Una forma particolare di psicoterapia di gruppo, ormai abbastanza praticata anche da noi (specialmente a vantaggio di bambini nevrotici) è, infine, lo “psicodramma”, divisato e perfezionato da Moreno. Nello psicodramma s’incoraggia il soggetto ad “agire”, come se fosse sulla scena, molti dei suoi conflitti, timori, atteggiamenti e desideri. A tale scopo, egli ha naturalmente dei partner, che assumono determinate funzioni di critica, di consenso, di opposizione o di completamento, a seconda dei casi, e sempre sotto la guida del terapeuta. Le scene così vissute assumono in un primo tempo un valore liberatorio e catartico; e in un secondo tempo permettono al soggetto di obiettivare lucidamente i propri problemi. Questi, poi, vengono ulteriormente esaminati e discussi in sedute di psicoterapia individuale alle quali, d’altronde, è sempre necessario ricorrere in ultima analisi, sia pure a completamento di trattamenti di gruppo, o di quelli in cui il singolo per così dire “socializza”, ridimensionandolo, il proprio dramma personale.

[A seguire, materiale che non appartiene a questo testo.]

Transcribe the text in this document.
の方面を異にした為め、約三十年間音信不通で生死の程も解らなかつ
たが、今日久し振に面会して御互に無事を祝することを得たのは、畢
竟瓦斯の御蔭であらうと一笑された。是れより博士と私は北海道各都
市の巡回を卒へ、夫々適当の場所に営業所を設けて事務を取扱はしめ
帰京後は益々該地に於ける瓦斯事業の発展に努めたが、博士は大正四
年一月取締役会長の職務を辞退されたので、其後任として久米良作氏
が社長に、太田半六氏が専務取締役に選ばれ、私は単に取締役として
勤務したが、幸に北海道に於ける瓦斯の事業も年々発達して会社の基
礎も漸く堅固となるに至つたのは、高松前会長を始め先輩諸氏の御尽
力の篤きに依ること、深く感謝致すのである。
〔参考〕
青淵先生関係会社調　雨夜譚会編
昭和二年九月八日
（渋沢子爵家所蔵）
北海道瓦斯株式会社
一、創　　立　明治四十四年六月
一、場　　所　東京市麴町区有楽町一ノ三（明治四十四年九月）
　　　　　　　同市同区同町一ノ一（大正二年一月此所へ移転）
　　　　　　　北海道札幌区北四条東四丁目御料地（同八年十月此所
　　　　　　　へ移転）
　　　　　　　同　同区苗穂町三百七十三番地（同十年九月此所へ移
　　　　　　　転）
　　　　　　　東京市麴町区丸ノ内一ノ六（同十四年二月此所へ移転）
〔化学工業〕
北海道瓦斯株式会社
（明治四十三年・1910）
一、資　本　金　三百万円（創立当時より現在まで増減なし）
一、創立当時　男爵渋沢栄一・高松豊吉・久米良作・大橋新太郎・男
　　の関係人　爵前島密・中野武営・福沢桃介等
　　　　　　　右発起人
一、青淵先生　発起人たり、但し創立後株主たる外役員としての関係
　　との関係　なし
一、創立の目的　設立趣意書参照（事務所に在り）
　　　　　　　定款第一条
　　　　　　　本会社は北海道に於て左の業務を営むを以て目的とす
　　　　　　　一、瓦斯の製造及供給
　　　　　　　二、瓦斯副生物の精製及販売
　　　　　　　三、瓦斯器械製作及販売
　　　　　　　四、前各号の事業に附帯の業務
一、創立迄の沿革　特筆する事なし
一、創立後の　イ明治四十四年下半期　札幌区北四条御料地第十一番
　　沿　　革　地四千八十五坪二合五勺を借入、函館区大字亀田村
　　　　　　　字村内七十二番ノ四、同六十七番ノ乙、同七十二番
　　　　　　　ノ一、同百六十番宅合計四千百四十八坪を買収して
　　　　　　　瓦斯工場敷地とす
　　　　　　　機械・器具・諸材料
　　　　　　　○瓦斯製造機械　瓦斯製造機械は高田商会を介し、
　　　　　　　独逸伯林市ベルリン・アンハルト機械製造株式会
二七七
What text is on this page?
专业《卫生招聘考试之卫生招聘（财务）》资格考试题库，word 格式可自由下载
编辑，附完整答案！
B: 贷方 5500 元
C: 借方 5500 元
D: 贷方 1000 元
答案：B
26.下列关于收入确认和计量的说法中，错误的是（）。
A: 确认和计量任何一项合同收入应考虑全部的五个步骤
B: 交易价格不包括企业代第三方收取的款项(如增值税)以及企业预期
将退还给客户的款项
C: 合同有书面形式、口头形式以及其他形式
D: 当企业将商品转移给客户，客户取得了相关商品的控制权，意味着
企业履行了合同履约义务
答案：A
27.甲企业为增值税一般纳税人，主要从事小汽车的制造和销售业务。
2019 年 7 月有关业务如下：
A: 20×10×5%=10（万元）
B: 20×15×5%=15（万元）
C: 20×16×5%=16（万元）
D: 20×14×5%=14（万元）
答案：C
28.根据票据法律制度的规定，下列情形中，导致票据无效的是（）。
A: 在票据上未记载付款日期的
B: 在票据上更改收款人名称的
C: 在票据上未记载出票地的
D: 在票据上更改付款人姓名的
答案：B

III. Le psicoterapie ricostruttive – conclusione

Le differenze principali tra le psicoterapie ricostruttive e quelle che nelle passate conversazioni abbiamo chiamato, rispettivamente, “di sostegno” e “di rieducazione”, sono relative sia ai loro fini ultimali, sia alle tecniche in esse impiegate. I fini sono quelli di un’esplorazione in profondità di tutta la struttura psichica, e della risoluzione dei conflitti psichici di base. Le tecniche, pur nella loro varietà, partono dal presupposto che gli anzidetti conflitti siano largamente inconsci, che per individuarli sia necessario superare una serie di resistenze, e che ciò non si possa fare se non sfruttando abilmente certi meccanismi psicologici, come la capacità mnemonico-associativa, l’espressione indiretta di contenuti psichici attraverso il sogno, la riattivazione di situazioni interpersonali passate, la progressiva risoluzione di difficoltà psico-emozionali attraverso una loro graduale individuazione e un loro consapevole riconoscimento. È universalmente ascritto a Sigmund Freud il merito di aver posto i fondamenti della psicoterapia ricostruttiva, che trova ancor oggi nella psicoanalisi freudiana la sua branca principale, tuttora in piena evoluzione.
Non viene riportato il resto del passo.